Sunday, November 18, 2012

Not Very Organized

Ok. I wanted to talk about something profound, but don't want to come across as thinking too hard, too early in the day, after too much coffee and chocolate. But what the hell, let's go there anyway.

What bugs me the most is that I am treated like some wayward child by some couples after they find out I don't have children. Something in their hind brain kicks in, and I am lowered to the status of a second hand citizen, AND a child. The unknowing lectures I receive, and the poo-pooing of any opinion on children, child-bearing, and public attitudes about progeny (everyone's a critic) that I receive would stun Oscar Wilde. This is just one small example from an entire field.

And Southern Women are raised to be NICE. And that's just about all. Long-enduring, all-suffering, baking cakes and brownies after bringing the kids home from the soccer game and feeding them.

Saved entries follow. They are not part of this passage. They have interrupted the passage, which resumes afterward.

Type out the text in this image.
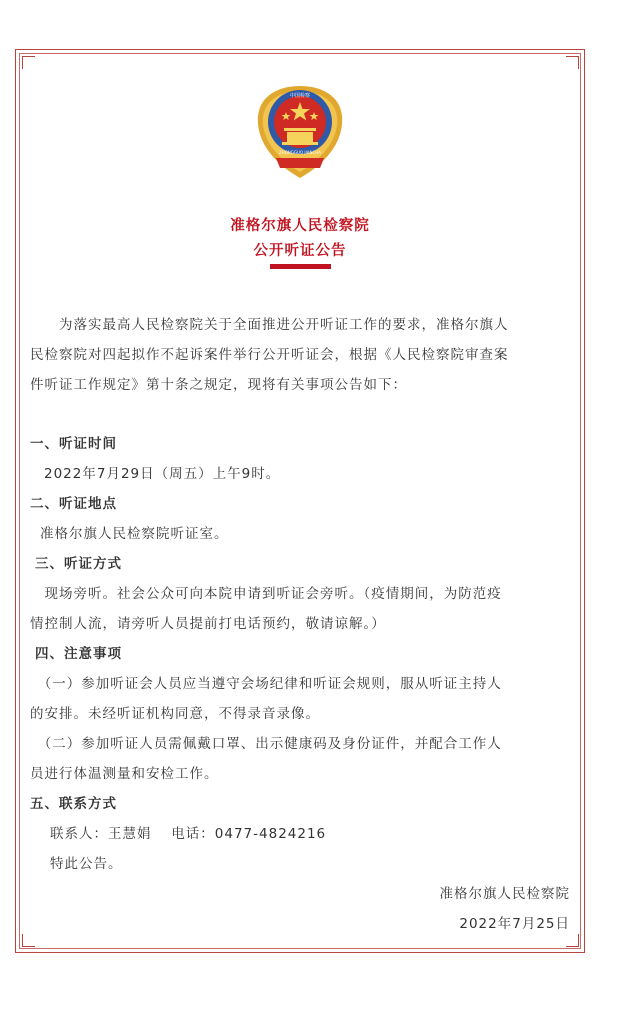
中国检察
ZHONGGUO JIANCHA
准格尔旗人民检察院
公开听证公告

　　为落实最高人民检察院关于全面推进公开听证工作的要求，准格尔旗人

民检察院对四起拟作不起诉案件举行公开听证会，根据《人民检察院审查案

件听证工作规定》第十条之规定，现将有关事项公告如下：

一、听证时间

2022年7月29日（周五）上午9时。

二、听证地点

准格尔旗人民检察院听证室。

三、听证方式

　现场旁听。社会公众可向本院申请到听证会旁听。（疫情期间，为防范疫

情控制人流，请旁听人员提前打电话预约，敬请谅解。）

四、注意事项

　（一）参加听证会人员应当遵守会场纪律和听证会规则，服从听证主持人

的安排。未经听证机构同意，不得录音录像。

　（二）参加听证人员需佩戴口罩、出示健康码及身份证件，并配合工作人

员进行体温测量和安检工作。

五、联系方式

联系人：王慧娟　 电话：0477-4824216

特此公告。

准格尔旗人民检察院

2022年7月25日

Or, if you consider yourself a feminist in the perspective of the culture, you are hedonistically and dangerously sipping a glass of wine in the kitchen before donning that new negligee. Cups of hot chocolate, pinks and baby blue clothes after a "certain" age, lipstick, and anti-aging creams flood the market. The cost of panty hose alone is enough to overcome anyone of moderately fragile constitution, and can rise above some countries annual GNP.

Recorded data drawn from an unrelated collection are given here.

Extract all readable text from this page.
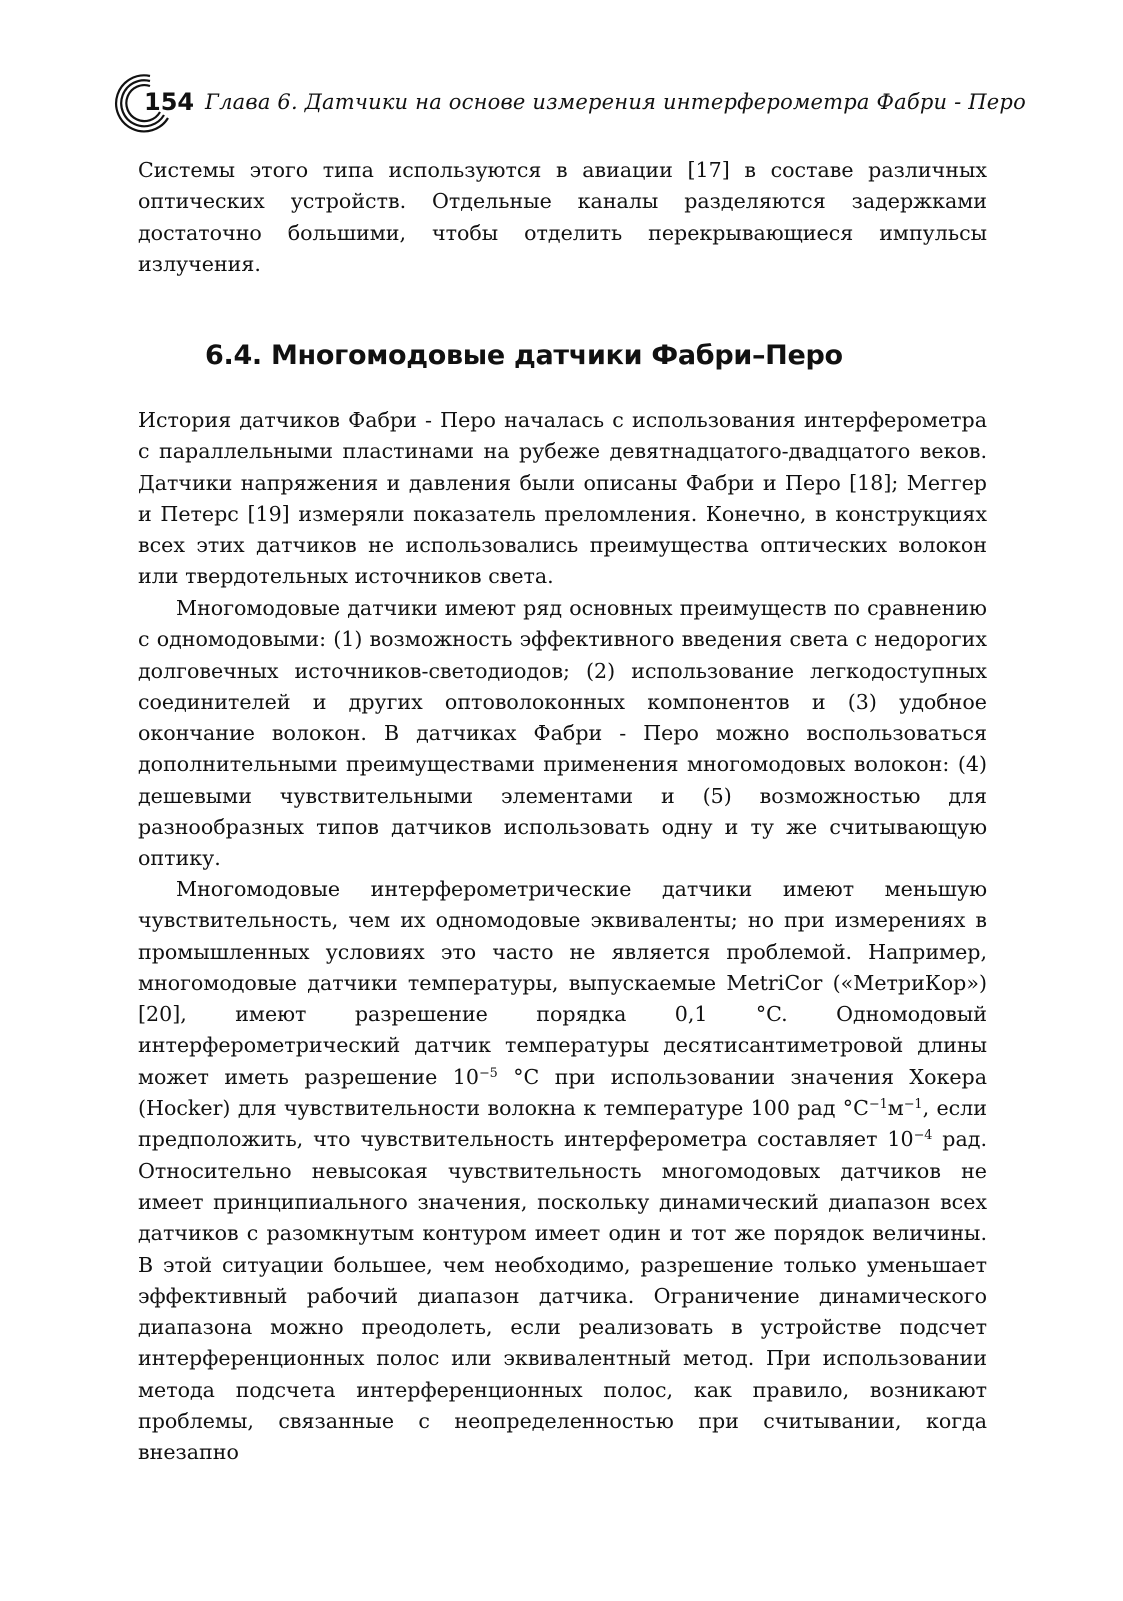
154 Глава 6. Датчики на основе измерения интерферометра Фабри - Перо

Системы этого типа используются в авиации [17] в составе различных оптических устройств. Отдельные каналы разделяются задержками достаточно большими, чтобы отделить перекрывающиеся импульсы излучения.

6.4. Многомодовые датчики Фабри–Перо

История датчиков Фабри - Перо началась с использования интерферометра с параллельными пластинами на рубеже девятнадцатого-двадцатого веков. Датчики напряжения и давления были описаны Фабри и Перо [18]; Меггер и Петерс [19] измеряли показатель преломления. Конечно, в конструкциях всех этих датчиков не использовались преимущества оптических волокон или твердотельных источников света.

Многомодовые датчики имеют ряд основных преимуществ по сравнению с одномодовыми: (1) возможность эффективного введения света с недорогих долговечных источников-светодиодов; (2) использование легкодоступных соединителей и других оптоволоконных компонентов и (3) удобное окончание волокон. В датчиках Фабри - Перо можно воспользоваться дополнительными преимуществами применения многомодовых волокон: (4) дешевыми чувствительными элементами и (5) возможностью для разнообразных типов датчиков использовать одну и ту же считывающую оптику.

Многомодовые интерферометрические датчики имеют меньшую чувствительность, чем их одномодовые эквиваленты; но при измерениях в промышленных условиях это часто не является проблемой. Например, многомодовые датчики температуры, выпускаемые MetriCor («МетриКор») [20], имеют разрешение порядка 0,1 °C. Одномодовый интерферометрический датчик температуры десятисантиметровой длины может иметь разрешение $10^{-5}$ °C при использовании значения Хокера (Hocker) для чувствительности волокна к температуре 100 рад $^\circ C^{-1}м^{-1}$, если предположить, что чувствительность интерферометра составляет $10^{-4}$ рад. Относительно невысокая чувствительность многомодовых датчиков не имеет принципиального значения, поскольку динамический диапазон всех датчиков с разомкнутым контуром имеет один и тот же порядок величины. В этой ситуации большее, чем необходимо, разрешение только уменьшает эффективный рабочий диапазон датчика. Ограничение динамического диапазона можно преодолеть, если реализовать в устройстве подсчет интерференционных полос или эквивалентный метод. При использовании метода подсчета интерференционных полос, как правило, возникают проблемы, связанные с неопределенностью при считывании, когда внезапно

And I know I am painting a simple picture. These examples are just the ones everyone knows about. Compare the advent of, say, Viagra, with that of public breast-feeding.Which one do you think gets the most positive press?

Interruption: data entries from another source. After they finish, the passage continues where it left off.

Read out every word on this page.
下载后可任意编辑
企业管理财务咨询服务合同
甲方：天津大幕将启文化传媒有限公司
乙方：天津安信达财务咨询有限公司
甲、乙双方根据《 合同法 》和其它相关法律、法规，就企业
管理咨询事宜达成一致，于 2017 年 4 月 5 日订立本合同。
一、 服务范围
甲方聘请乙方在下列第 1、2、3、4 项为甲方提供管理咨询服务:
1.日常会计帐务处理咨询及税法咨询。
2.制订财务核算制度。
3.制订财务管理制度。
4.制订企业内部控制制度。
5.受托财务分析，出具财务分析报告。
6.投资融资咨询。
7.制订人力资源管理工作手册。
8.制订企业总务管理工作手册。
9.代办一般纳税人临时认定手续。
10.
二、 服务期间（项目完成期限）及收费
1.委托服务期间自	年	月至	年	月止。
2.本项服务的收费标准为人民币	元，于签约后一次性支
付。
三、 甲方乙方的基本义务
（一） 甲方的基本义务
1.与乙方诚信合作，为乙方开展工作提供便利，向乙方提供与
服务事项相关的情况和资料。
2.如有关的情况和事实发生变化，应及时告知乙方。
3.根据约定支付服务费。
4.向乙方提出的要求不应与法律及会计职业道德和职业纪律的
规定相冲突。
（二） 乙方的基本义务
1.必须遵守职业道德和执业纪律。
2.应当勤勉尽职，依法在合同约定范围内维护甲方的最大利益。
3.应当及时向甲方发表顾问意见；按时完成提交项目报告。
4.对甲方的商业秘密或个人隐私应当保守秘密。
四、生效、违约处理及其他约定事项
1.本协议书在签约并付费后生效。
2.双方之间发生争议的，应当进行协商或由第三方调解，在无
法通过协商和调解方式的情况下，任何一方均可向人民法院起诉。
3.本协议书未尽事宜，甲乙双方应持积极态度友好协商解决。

And if a Southern woman cannot be NICE, her image devolves into some kind of cave dweller, set out to destroy "our way of life." When all she really is a survivor. There is no room in her roles for self-expression, and if there is, there is a stereotype for that, too: a hip, upper-class, with a bohemian scarf around the head, and a tumble of curls coming from it, wearing rubber gloves and teaching children how to hand-paint. Sally Fields epitomizes her in commercials. But playing the bassoon? Don't think so. Too sexually suggestive...And so we have a stereotype of stereotypes, if you catch my drift...

Just some thoughts on this Sunday, and not very organized ones at that.